Metagenomic data of the microbial community of the chemocline layer of the meromictic subarctic Lake Bolshie Hruslomeny, North European Russia
Vitaly V. Kadnikov,
Alexander S. Savvichev,
Andrey V. Mardanov,
Alexey V. Beletsky,
Nikolai V. Ravin,
Nikolai V. Pimenov
Affiliations
Vitaly V. Kadnikov
Institute of Bioengineering, Research Center of Biotechnology of the Russian Academy of Sciences, Moscow, Russia; Corresponding author. Research Center of Biotechnology of the Russian Academy of Sciences, Moscow, Russia.
Alexander S. Savvichev
Winogradsky Institute of Microbiology, Research Center of Biotechnology of the Russian Academy of Sciences, Moscow, Russia
Andrey V. Mardanov
Institute of Bioengineering, Research Center of Biotechnology of the Russian Academy of Sciences, Moscow, Russia
Alexey V. Beletsky
Institute of Bioengineering, Research Center of Biotechnology of the Russian Academy of Sciences, Moscow, Russia
Nikolai V. Ravin
Institute of Bioengineering, Research Center of Biotechnology of the Russian Academy of Sciences, Moscow, Russia; Faculty of Biology, Lomonosov Moscow State University, Moscow, Russia
Nikolai V. Pimenov
Winogradsky Institute of Microbiology, Research Center of Biotechnology of the Russian Academy of Sciences, Moscow, Russia
The Lake Bolshie Hruslomeny is located on the shores of the Kandalaksha Bay of the White Sea, North European Russia.

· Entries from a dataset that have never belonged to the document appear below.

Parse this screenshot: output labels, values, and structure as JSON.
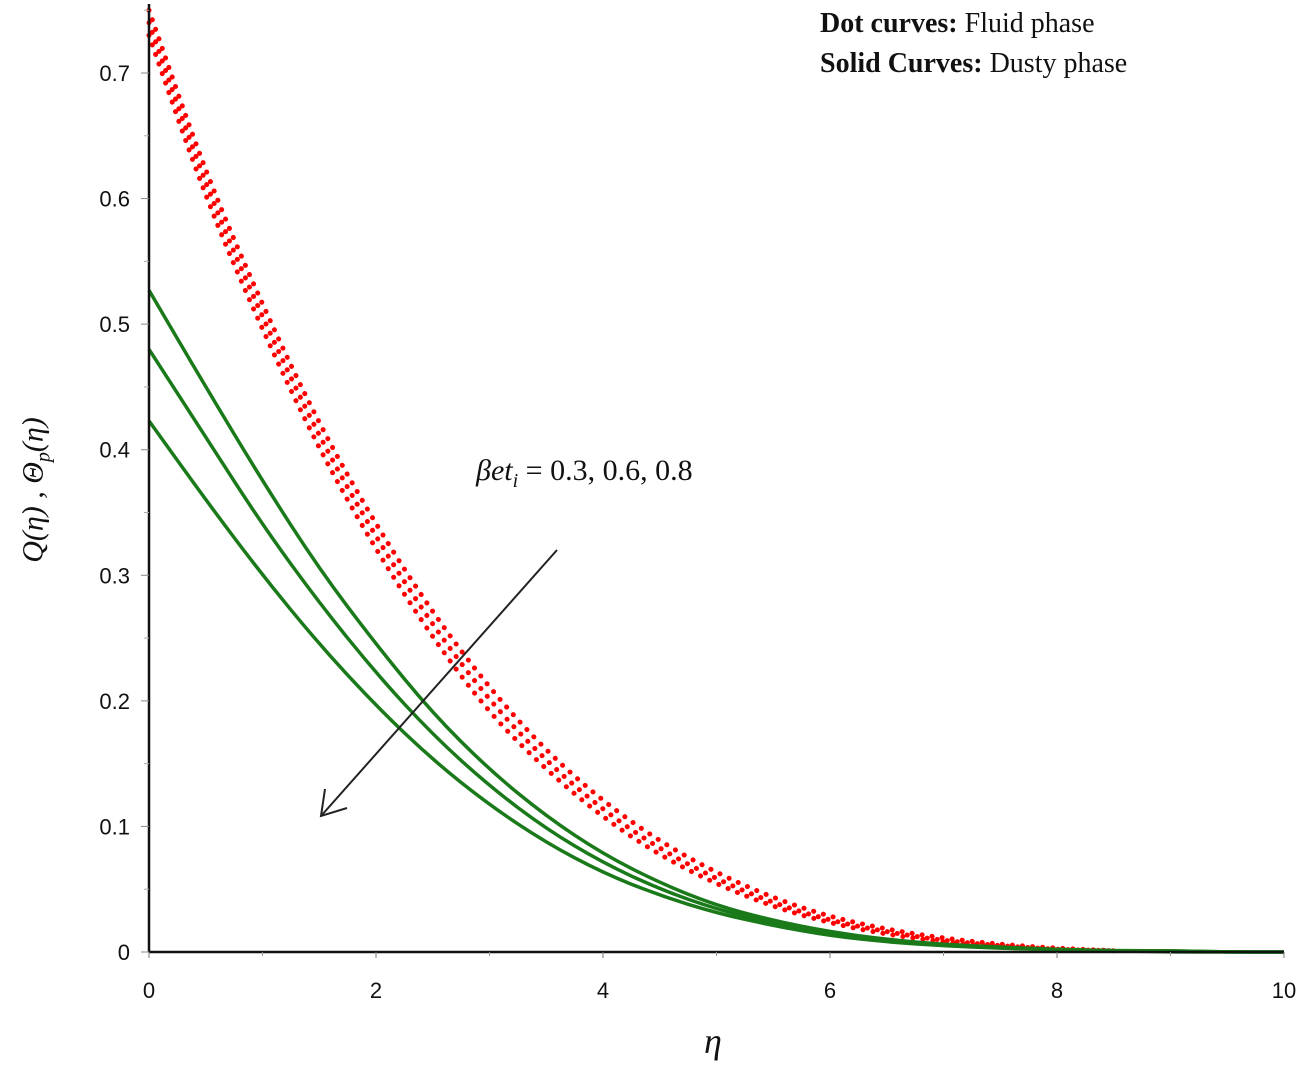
{
  "chart_data": {
    "type": "line",
    "title": "",
    "xlabel": "η",
    "ylabel": "Q(η), Θp(η)",
    "xlim": [
      0,
      10
    ],
    "ylim": [
      0,
      0.76
    ],
    "x_ticks": [
      0,
      2,
      4,
      6,
      8,
      10
    ],
    "y_ticks": [
      0,
      0.1,
      0.2,
      0.3,
      0.4,
      0.5,
      0.6,
      0.7
    ],
    "grid": false,
    "legend_text": [
      {
        "bold": "Dot curves:",
        "normal": "Fluid phase"
      },
      {
        "bold": "Solid Curves:",
        "normal": "Dusty phase"
      }
    ],
    "annotation": {
      "param": "βet",
      "subscript": "i",
      "values": "=0.3, 0.6, 0.8",
      "arrow": "points toward decreasing values"
    },
    "x": [
      0,
      0.5,
      1,
      1.5,
      2,
      2.5,
      3,
      3.5,
      4,
      4.5,
      5,
      5.5,
      6,
      6.5,
      7,
      7.5,
      8,
      8.5,
      9,
      9.5,
      10
    ],
    "series": [
      {
        "name": "Fluid phase, βet_i=0.3",
        "style": "dotted",
        "color": "#ff0000",
        "values": [
          0.75,
          0.62,
          0.515,
          0.42,
          0.34,
          0.27,
          0.21,
          0.16,
          0.12,
          0.088,
          0.063,
          0.043,
          0.028,
          0.018,
          0.011,
          0.006,
          0.003,
          0.001,
          null,
          null,
          null
        ]
      },
      {
        "name": "Fluid phase, βet_i=0.6",
        "style": "dotted",
        "color": "#ff0000",
        "values": [
          0.74,
          0.61,
          0.505,
          0.41,
          0.33,
          0.26,
          0.2,
          0.152,
          0.113,
          0.082,
          0.058,
          0.039,
          0.025,
          0.016,
          0.009,
          0.005,
          0.002,
          0.001,
          null,
          null,
          null
        ]
      },
      {
        "name": "Fluid phase, βet_i=0.8",
        "style": "dotted",
        "color": "#ff0000",
        "values": [
          0.73,
          0.6,
          0.495,
          0.4,
          0.32,
          0.25,
          0.19,
          0.145,
          0.107,
          0.077,
          0.054,
          0.036,
          0.023,
          0.014,
          0.008,
          0.004,
          0.002,
          0.001,
          null,
          null,
          null
        ]
      },
      {
        "name": "Dusty phase, βet_i=0.3",
        "style": "solid",
        "color": "#1a7a1a",
        "values": [
          0.527,
          0.45,
          0.375,
          0.305,
          0.245,
          0.19,
          0.145,
          0.108,
          0.078,
          0.055,
          0.037,
          0.025,
          0.016,
          0.01,
          0.006,
          0.004,
          0.002,
          0.001,
          0.001,
          0.0,
          0.0
        ]
      },
      {
        "name": "Dusty phase, βet_i=0.6",
        "style": "solid",
        "color": "#1a7a1a",
        "values": [
          0.48,
          0.41,
          0.34,
          0.278,
          0.222,
          0.173,
          0.132,
          0.098,
          0.071,
          0.05,
          0.034,
          0.023,
          0.015,
          0.009,
          0.006,
          0.003,
          0.002,
          0.001,
          0.001,
          0.0,
          0.0
        ]
      },
      {
        "name": "Dusty phase, βet_i=0.8",
        "style": "solid",
        "color": "#1a7a1a",
        "values": [
          0.423,
          0.36,
          0.3,
          0.245,
          0.196,
          0.153,
          0.117,
          0.087,
          0.063,
          0.045,
          0.031,
          0.021,
          0.013,
          0.008,
          0.005,
          0.003,
          0.002,
          0.001,
          0.0,
          0.0,
          0.0
        ]
      }
    ]
  },
  "legend": {
    "line1_bold": "Dot curves:",
    "line1_text": " Fluid phase",
    "line2_bold": "Solid Curves:",
    "line2_text": " Dusty phase"
  },
  "annotation": {
    "param": "βet",
    "sub": "i",
    "values": " = 0.3, 0.6, 0.8"
  },
  "axes": {
    "xlabel": "η",
    "ylabel": "Q(η), Θp(η)"
  }
}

This lake, formed from the sea bay and still retaining the subsurface connection with the sea, is meromictic, with a fresh oxygenated upper layer and an anoxic brackish hypolimnion with high concentrations of methane and hydrogen sulphide. To characterize the microbial communities involved in the carbon and sulfur cycles in the lake, we sequenced the metagenome of a water sample collected at the chemocline level. At the phylum level, Chlorobi, Proteobacteria, Bacteroidetes and Firmicutes were the most numerous groups. The obtained data will help investigate the diversity and ecological role of the microbial community in the Lake Bolshie Hruslomeny and provide insight into the biogeochemical processes in subarctic lakes. The raw sequencing data is available from the NCBI Sequence Read Archive (SRA) database under the BioProject PRJNA503531.